Perl hashes use a technique known as bucket-chaining. All keys that have the same hash (see the macro PERL_HASH_INTERNAL
in hv.h
) go in the same “bucket,” a linear list.
According to the perldata documentation
If you evaluate a hash in scalar context, it returns false if the hash is empty. If there are any key/value pairs, it returns true; more precisely, the value returned is a string consisting of the number of used buckets and the number of allocated buckets, separated by a slash. This is pretty much useful only to find out whether Perl's internal hashing algorithm is performing poorly on your data set. For example, you stick 10,000 things in a hash, but evaluating %HASH
in scalar context reveals "1/16"
, which means only one out of sixteen buckets has been touched, and presumably contains all 10,000 of your items. This isn't supposed to happen. If a tied hash is evaluated in scalar context, a fatal error will result, since this bucket usage information is currently not available for tied hashes.

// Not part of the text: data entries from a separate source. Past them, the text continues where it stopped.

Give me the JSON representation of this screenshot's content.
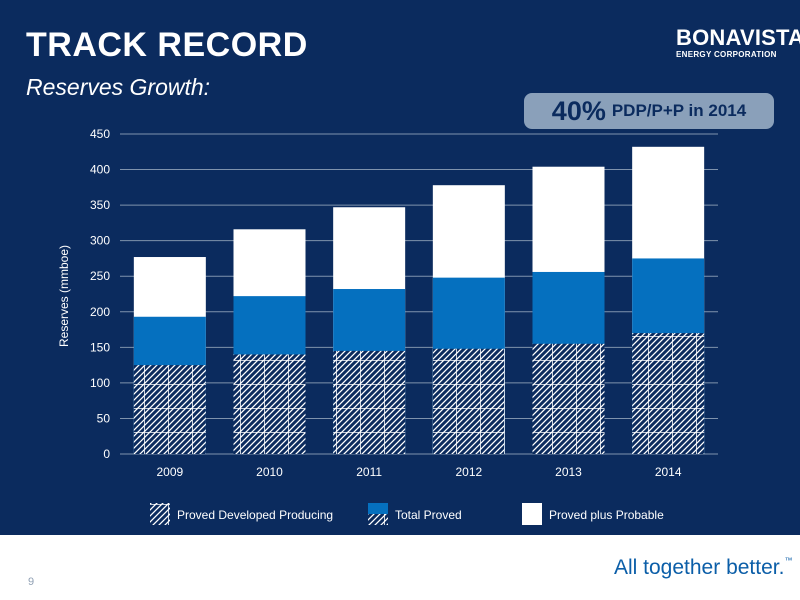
{
  "slide": {
    "title": "TRACK RECORD",
    "subtitle": "Reserves Growth:",
    "page_number": "9",
    "tagline": "All together better.",
    "tagline_mark": "™"
  },
  "logo": {
    "name": "BONAVISTA",
    "subname": "ENERGY CORPORATION"
  },
  "callout": {
    "percent": "40%",
    "text": "PDP/P+P in 2014"
  },
  "chart_data": {
    "type": "bar",
    "stacked": false,
    "overlapping": true,
    "categories": [
      "2009",
      "2010",
      "2011",
      "2012",
      "2013",
      "2014"
    ],
    "series": [
      {
        "name": "Proved Developed Producing",
        "values": [
          125,
          140,
          145,
          148,
          155,
          170
        ],
        "pattern": "hatched"
      },
      {
        "name": "Total Proved",
        "values": [
          193,
          222,
          232,
          248,
          256,
          275
        ],
        "color": "#0570bf"
      },
      {
        "name": "Proved plus Probable",
        "values": [
          277,
          316,
          347,
          378,
          404,
          432
        ],
        "color": "#ffffff"
      }
    ],
    "ylabel": "Reserves (mmboe)",
    "xlabel": "",
    "ylim": [
      0,
      450
    ],
    "yticks": [
      0,
      50,
      100,
      150,
      200,
      250,
      300,
      350,
      400,
      450
    ],
    "grid": true,
    "legend_position": "bottom",
    "colors": {
      "background": "#0b2b5e",
      "grid": "#7f93ad",
      "text": "#ffffff"
    }
  }
}
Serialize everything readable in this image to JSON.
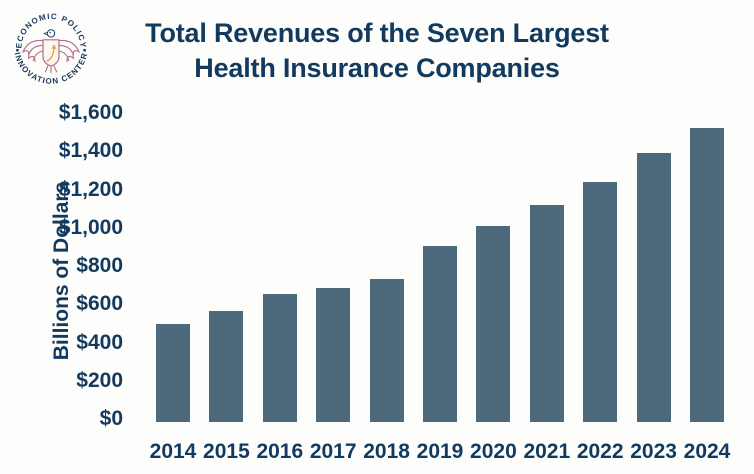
{
  "page": {
    "background": "#fdfdfb"
  },
  "logo": {
    "alt": "Economic Policy Innovation Center seal",
    "arc_text_top": "ECONOMIC POLICY",
    "arc_text_bottom": "INNOVATION CENTER",
    "text_color": "#16395c",
    "eagle_color": "#b36d82",
    "arrow_color": "#e9a23b",
    "shield_fill": "#fbf7f3"
  },
  "chart_data": {
    "type": "bar",
    "title": "Total Revenues of the Seven Largest Health Insurance Companies",
    "title_lines": [
      "Total Revenues of the Seven Largest",
      "Health Insurance Companies"
    ],
    "ylabel": "Billions of Dollars",
    "xlabel": "",
    "categories": [
      "2014",
      "2015",
      "2016",
      "2017",
      "2018",
      "2019",
      "2020",
      "2021",
      "2022",
      "2023",
      "2024"
    ],
    "values": [
      510,
      580,
      665,
      700,
      745,
      915,
      1020,
      1130,
      1250,
      1400,
      1530
    ],
    "units": "billions of dollars",
    "y_ticks": [
      1600,
      1400,
      1200,
      1000,
      800,
      600,
      400,
      200,
      0
    ],
    "y_tick_labels": [
      "$1,600",
      "$1,400",
      "$1,200",
      "$1,000",
      "$800",
      "$600",
      "$400",
      "$200",
      "$0"
    ],
    "ylim": [
      0,
      1600
    ],
    "grid": false,
    "legend_position": "none",
    "bar_color": "#4d697c",
    "text_color": "#123a5e",
    "background_color": "#fdfdfb"
  }
}
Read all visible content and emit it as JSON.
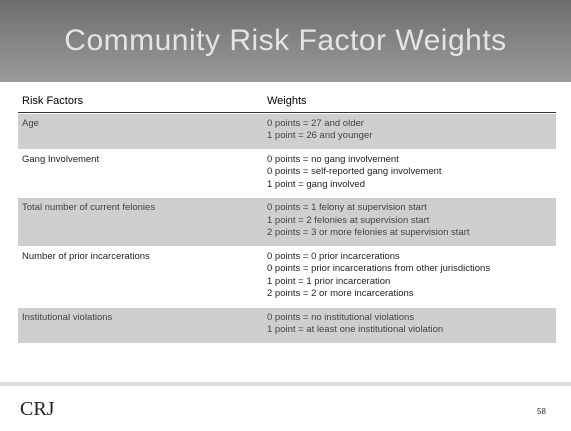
{
  "header": {
    "title": "Community Risk Factor Weights"
  },
  "table": {
    "columns": [
      "Risk Factors",
      "Weights"
    ],
    "rows": [
      {
        "factor": "Age",
        "weights": [
          "0 points = 27 and older",
          "1 point = 26 and younger"
        ]
      },
      {
        "factor": "Gang Involvement",
        "weights": [
          "0 points = no gang involvement",
          "0 points = self-reported gang involvement",
          "1 point = gang involved"
        ]
      },
      {
        "factor": "Total number of current felonies",
        "weights": [
          "0 points = 1 felony at supervision start",
          "1 point = 2 felonies at supervision start",
          "2 points = 3 or more felonies at supervision start"
        ]
      },
      {
        "factor": "Number of prior incarcerations",
        "weights": [
          "0 points = 0 prior incarcerations",
          "0 points = prior incarcerations from other jurisdictions",
          "1 point = 1 prior incarceration",
          "2 points = 2 or more incarcerations"
        ]
      },
      {
        "factor": "Institutional violations",
        "weights": [
          "0 points = no institutional violations",
          "1 point = at least one institutional violation"
        ]
      }
    ]
  },
  "footer": {
    "logo": "CRJ",
    "page": "58"
  }
}
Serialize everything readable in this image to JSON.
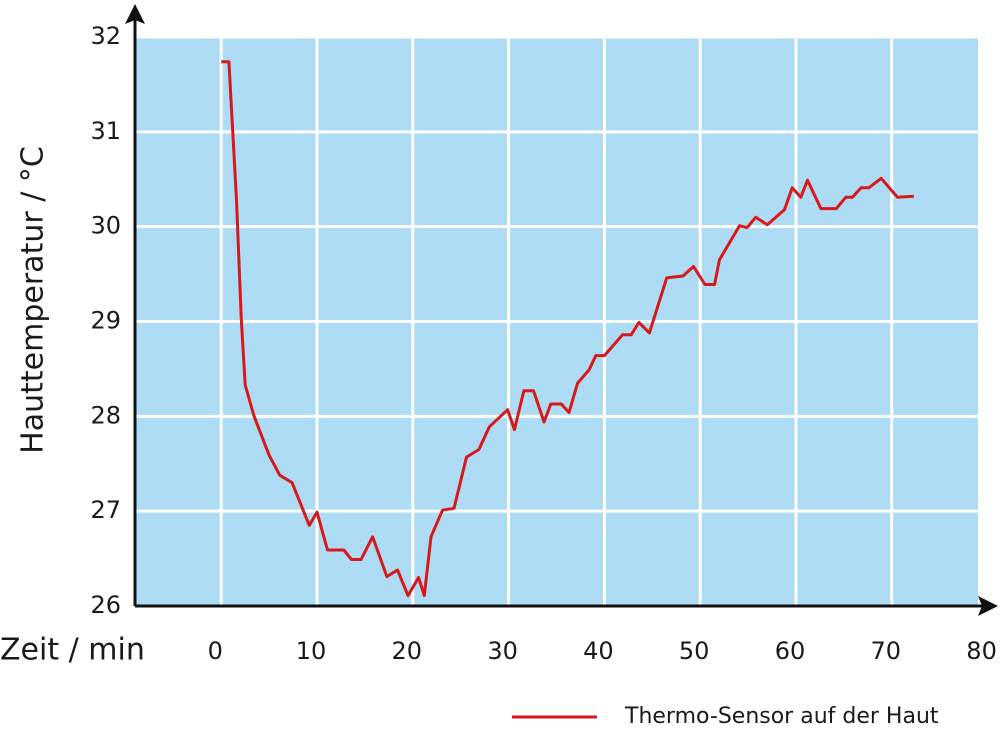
{
  "chart_data": {
    "type": "line",
    "x_label": "Zeit / min",
    "y_label": "Hauttemperatur / °C",
    "xlim": [
      -9,
      79
    ],
    "ylim": [
      26,
      32
    ],
    "xticks": [
      0,
      10,
      20,
      30,
      40,
      50,
      60,
      70,
      80
    ],
    "yticks": [
      26,
      27,
      28,
      29,
      30,
      31,
      32
    ],
    "grid": true,
    "background": "#aedcf5",
    "legend": "bottom-right",
    "series": [
      {
        "name": "Thermo-Sensor auf der Haut",
        "color": "#d7191c",
        "x": [
          0,
          0.8,
          1.6,
          2.1,
          2.5,
          3.4,
          5.0,
          6.1,
          7.4,
          9.2,
          10,
          11.1,
          12.8,
          13.6,
          14.6,
          15.8,
          17.3,
          18.4,
          19.5,
          20.6,
          21.2,
          21.9,
          23.1,
          24.3,
          25.6,
          26.9,
          28,
          29.9,
          30.6,
          31.6,
          32.6,
          33.7,
          34.4,
          35.5,
          36.3,
          37.2,
          38.4,
          39.1,
          40,
          41.9,
          42.8,
          43.6,
          44.7,
          46.5,
          48.2,
          49.3,
          50.5,
          51.5,
          52,
          54.1,
          54.9,
          55.8,
          57,
          58.8,
          59.6,
          60.5,
          61.2,
          62.6,
          64.2,
          65.2,
          65.9,
          66.8,
          67.6,
          68.9,
          70.6,
          72.3
        ],
        "values": [
          31.74,
          31.74,
          30.28,
          29.02,
          28.33,
          28.01,
          27.59,
          27.38,
          27.3,
          26.85,
          26.99,
          26.59,
          26.59,
          26.49,
          26.49,
          26.73,
          26.31,
          26.38,
          26.11,
          26.3,
          26.11,
          26.73,
          27.01,
          27.03,
          27.57,
          27.65,
          27.89,
          28.07,
          27.86,
          28.27,
          28.27,
          27.94,
          28.13,
          28.13,
          28.04,
          28.35,
          28.49,
          28.64,
          28.64,
          28.86,
          28.86,
          28.99,
          28.88,
          29.46,
          29.48,
          29.58,
          29.39,
          29.39,
          29.65,
          30.01,
          29.99,
          30.1,
          30.02,
          30.18,
          30.41,
          30.31,
          30.49,
          30.19,
          30.19,
          30.31,
          30.31,
          30.41,
          30.41,
          30.51,
          30.31,
          30.32
        ]
      }
    ]
  }
}
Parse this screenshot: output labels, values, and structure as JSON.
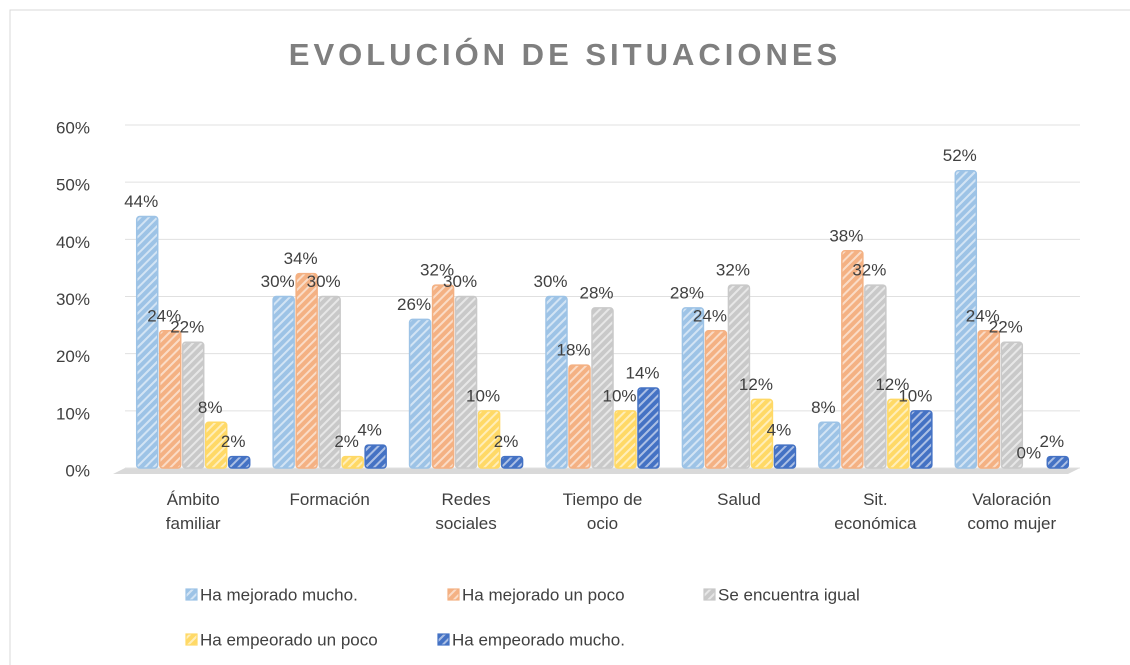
{
  "chart_data": {
    "type": "bar",
    "title": "EVOLUCIÓN DE SITUACIONES",
    "categories": [
      "Ámbito familiar",
      "Formación",
      "Redes sociales",
      "Tiempo de ocio",
      "Salud",
      "Sit. económica",
      "Valoración como mujer"
    ],
    "series": [
      {
        "name": "Ha mejorado mucho.",
        "color": "#9dc3e6",
        "values": [
          44,
          30,
          26,
          30,
          28,
          8,
          52
        ],
        "value_labels": [
          "44%",
          "30%",
          "26%",
          "30%",
          "28%",
          "8%",
          "52%"
        ]
      },
      {
        "name": "Ha mejorado un poco",
        "color": "#f4b183",
        "values": [
          24,
          34,
          32,
          18,
          24,
          38,
          24
        ],
        "value_labels": [
          "24%",
          "34%",
          "32%",
          "18%",
          "24%",
          "38%",
          "24%"
        ]
      },
      {
        "name": "Se encuentra igual",
        "color": "#c9c9c9",
        "values": [
          22,
          30,
          30,
          28,
          32,
          32,
          22
        ],
        "value_labels": [
          "22%",
          "30%",
          "30%",
          "28%",
          "32%",
          "32%",
          "22%"
        ]
      },
      {
        "name": "Ha empeorado un poco",
        "color": "#ffd966",
        "values": [
          8,
          2,
          10,
          10,
          12,
          12,
          0
        ],
        "value_labels": [
          "8%",
          "2%",
          "10%",
          "10%",
          "12%",
          "12%",
          "0%"
        ]
      },
      {
        "name": "Ha empeorado mucho.",
        "color": "#4472c4",
        "values": [
          2,
          4,
          2,
          14,
          4,
          10,
          2
        ],
        "value_labels": [
          "2%",
          "4%",
          "2%",
          "14%",
          "4%",
          "10%",
          "2%"
        ]
      }
    ],
    "ylim": [
      0,
      60
    ],
    "yticks": [
      {
        "value": 0,
        "label": "0%"
      },
      {
        "value": 10,
        "label": "10%"
      },
      {
        "value": 20,
        "label": "20%"
      },
      {
        "value": 30,
        "label": "30%"
      },
      {
        "value": 40,
        "label": "40%"
      },
      {
        "value": 50,
        "label": "50%"
      },
      {
        "value": 60,
        "label": "60%"
      }
    ],
    "grid": true
  }
}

To see whether your dataset has a pathological distribution, you could inspect the various levels in scalar context, e.g.,
print scalar(%$this), "\n",
scalar(%{ $this->{date} }), "\n",
scalar(%{ $this->{date}{"school 1"} }), "\n",
...
For a somewhat dated overview, see How Hashes Really Work at perl.com.
The modest reduction in the lengths of students' names, keys that are four levels down, won't make a significant difference. In general, the perl implementation has a strong bias toward throwing memory at problems. It ain't your father's FORTRAN.